Nelson Mandela, the revered South African anti-apartheid icon who spent 27 years in prison, led his country to democracy, and became its first black president, died Thursday. He was 95.
President Jacob Zuma announced Mandela’s death in a live televised address, saying South Africa “has lost its greatest son.”
“Nelson Mandela brought us together, and it is together that we bid him farewell,” he added.
President Obama called Mandela one of the most influential, courageous and profoundly good human beings on earth. The president said he had been personally inspired from a young age by Mandela and that his first political action was protest against apartheid.
“I cannot fully imagine my own life without the example Nelson Mandela set,” Obama said at the White House.
Though he was in power for only five years, Mandela was a figure of enormous moral influence the world over–a symbol of revolution, resistance and triumph over racial segregation.
He inspired a generation of activists, left celebrities and world leaders star-struck, won the Nobel Peace Prize, and raised millions for humanitarian causes.
South Africa is still bedeviled by challenges, from class inequality to political corruption to AIDS. And with Mandela’s death, it has lost a beacon of optimism.
In his jailhouse memoirs, Mandela wrote that even after spending so many years in a Spartan cell on Robben Island–with one visitor a year and one letter every six months–he still had faith in human nature.
“No one is born hating another person because of the color of his skin, or his background, or his religion,” he wrote in “Long Walk to Freedom.”
“People must learn to hate, and if they can learn to hate, they can be taught to love, for love comes more naturally to the human heart than its opposite.”
Mandela retired from public life in 2004 with the half-joking directive, “Don’t call me, I’ll call you,” and had largely stepped out of the spotlight, spending much of his time with family in his childhood village.
His health had been fragile in recent years. On Dec. 8, 2012, he was taken to a Johannesburg hospital with a lung infection and had gallstone surgery before he was released Dec. 27.

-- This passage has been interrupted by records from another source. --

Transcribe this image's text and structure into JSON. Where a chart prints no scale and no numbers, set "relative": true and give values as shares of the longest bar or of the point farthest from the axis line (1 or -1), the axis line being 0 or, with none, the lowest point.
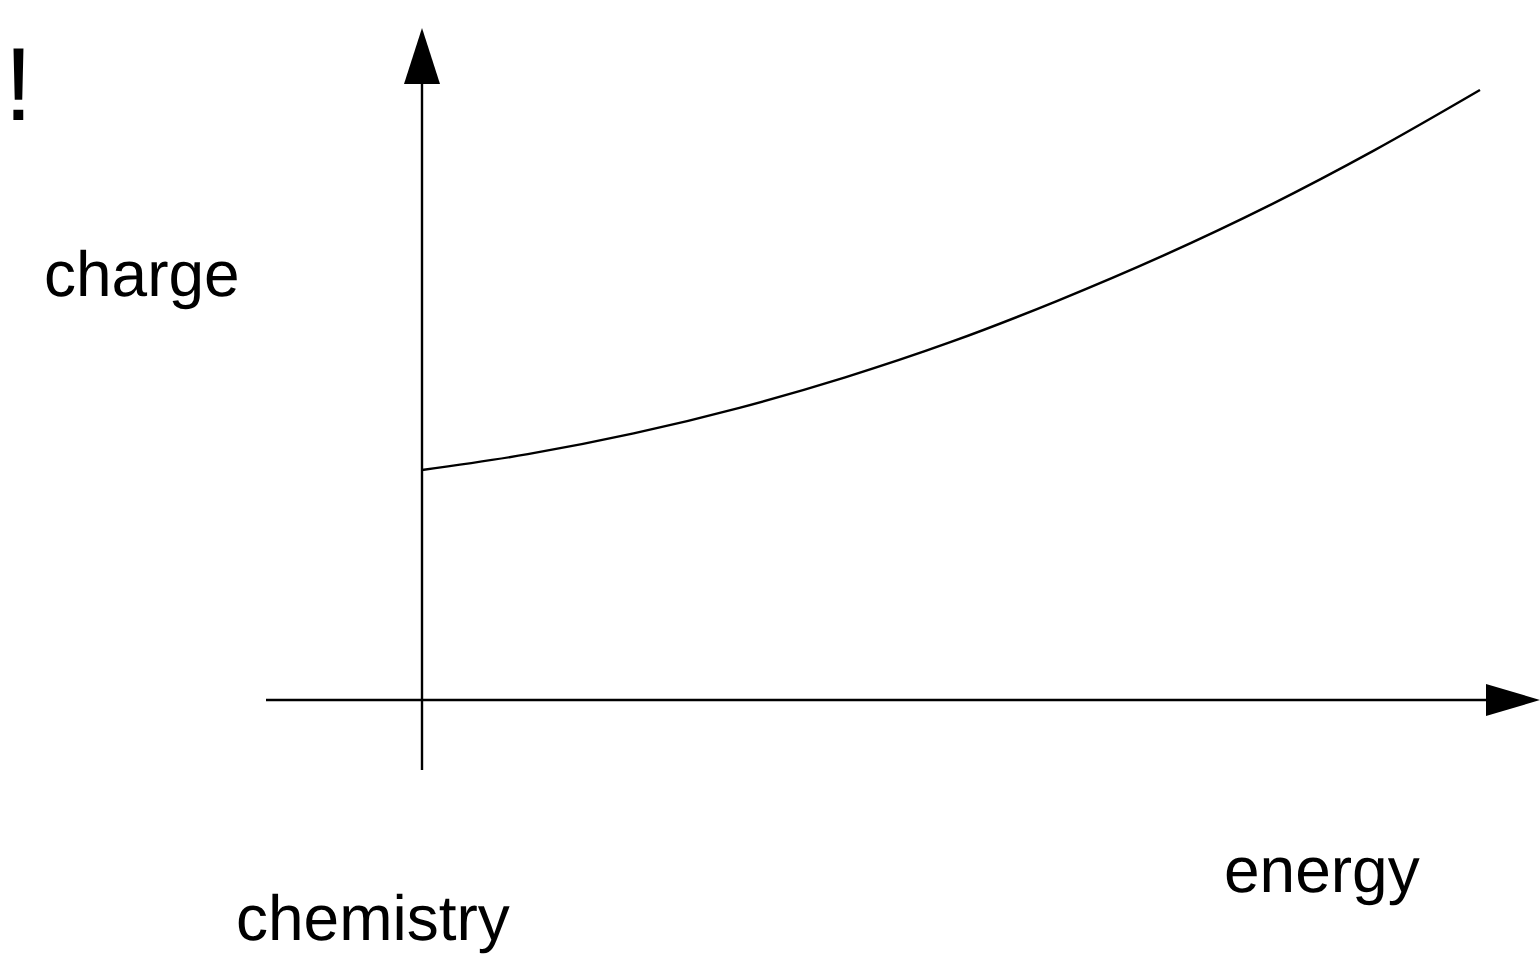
{
  "chart_data": {
    "type": "line",
    "relative": true,
    "ylabel": "charge",
    "xlabel": "energy",
    "annotations": [
      "chemistry",
      "!"
    ],
    "categories": [
      null,
      null,
      null,
      null,
      null,
      null,
      null,
      null,
      null,
      null,
      null
    ],
    "values": [
      0.377,
      0.403,
      0.437,
      0.479,
      0.529,
      0.587,
      0.654,
      0.728,
      0.81,
      0.901,
      1
    ],
    "color": "#000000"
  }
}
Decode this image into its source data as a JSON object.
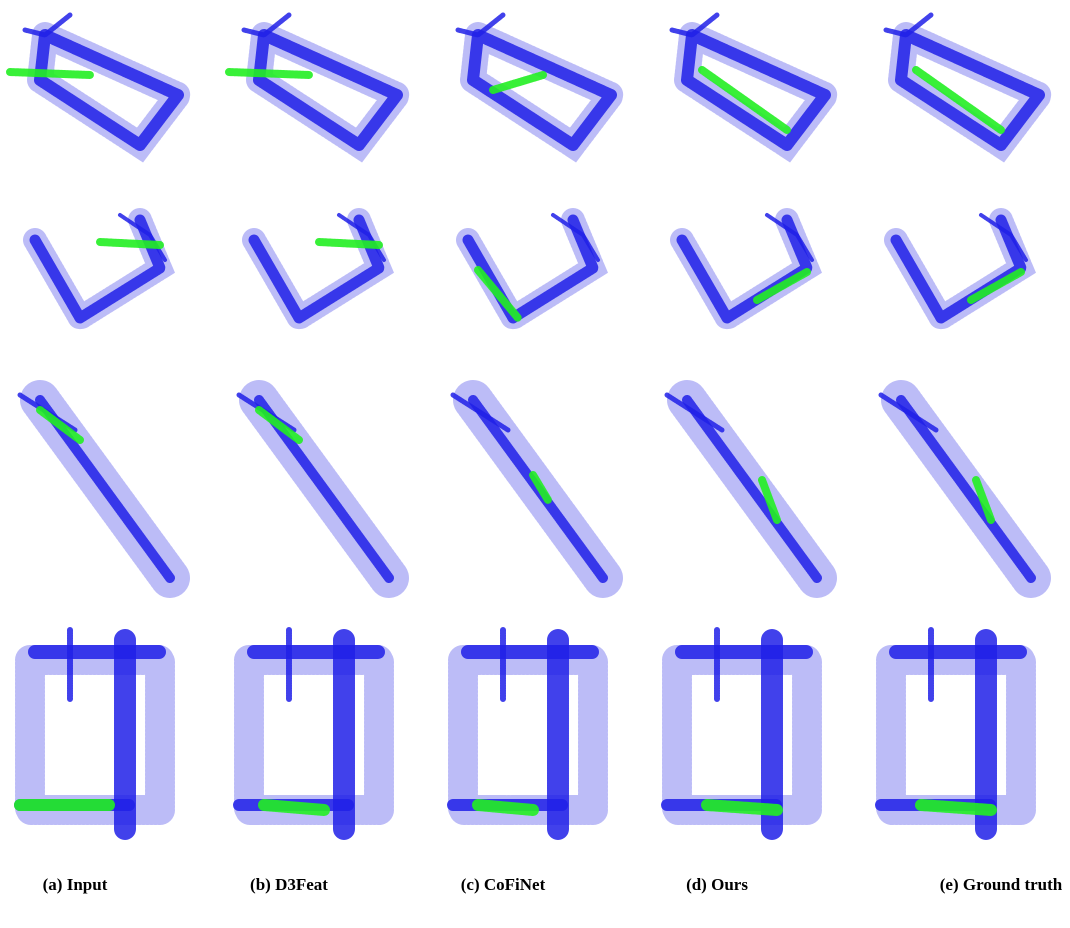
{
  "captions": [
    "(a) Input",
    "(b) D3Feat",
    "(c) CoFiNet",
    "(d) Ours",
    "(e) Ground truth"
  ]
}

In his later years, Mandela was known to his countrymen simply as Madiba, the name of his tribe and a mark of great honor. But when he was born on July 18, 1918, he was named Rolihlahla, which translated roughly–and prophetically–to “troublemaker.”
Mandela was nine when his father died, and he was sent from his rural village to the provincial capital to be raised by a fellow chief. The first member of his family to get a formal education, he went to boarding school and then enrolled in South Africa’s elite Fort Hare University, where his activism unfurled with a student boycott.
As a young law scholar, he joined the resurgent African National Congress just a few years before the National Party–controlled by the Afrikaners, the descendants of Dutch and French settlers–came to power on a platform of apartheid, in which the government enforced racial segregation and stripped non-whites of economic and political power.
As an ANC leader, Mandela advocated peaceful resistance against government discrimination and oppression–until 1961, when he launched a military wing called Spear of the Nation and a campaign of sabotage.
The next year, he was arrested and soon hit with treason charges. At the opening of his trial in 1964, he said his adoption of armed struggle was a last resort born of bloody crackdowns by the government.
“Fifty years of non-violence had brought the African people nothing but more and more repressive legislation and fewer and fewer rights,” he said from the dock.
“I have cherished the ideal of a democratic and free society in which all persons live together in harmony and with equal opportunities. It is an ideal for which I hope to live and achieve. But if needs be, it is an ideal for which I am prepared to die.”
He was sentenced to life in prison and sent to Robben Island. As inmate No. 466/64, he slept on the floor of a six-foot-wide cell, did hard labor in a quarry, organized fellow prisoners–and earned a law degree by correspondence.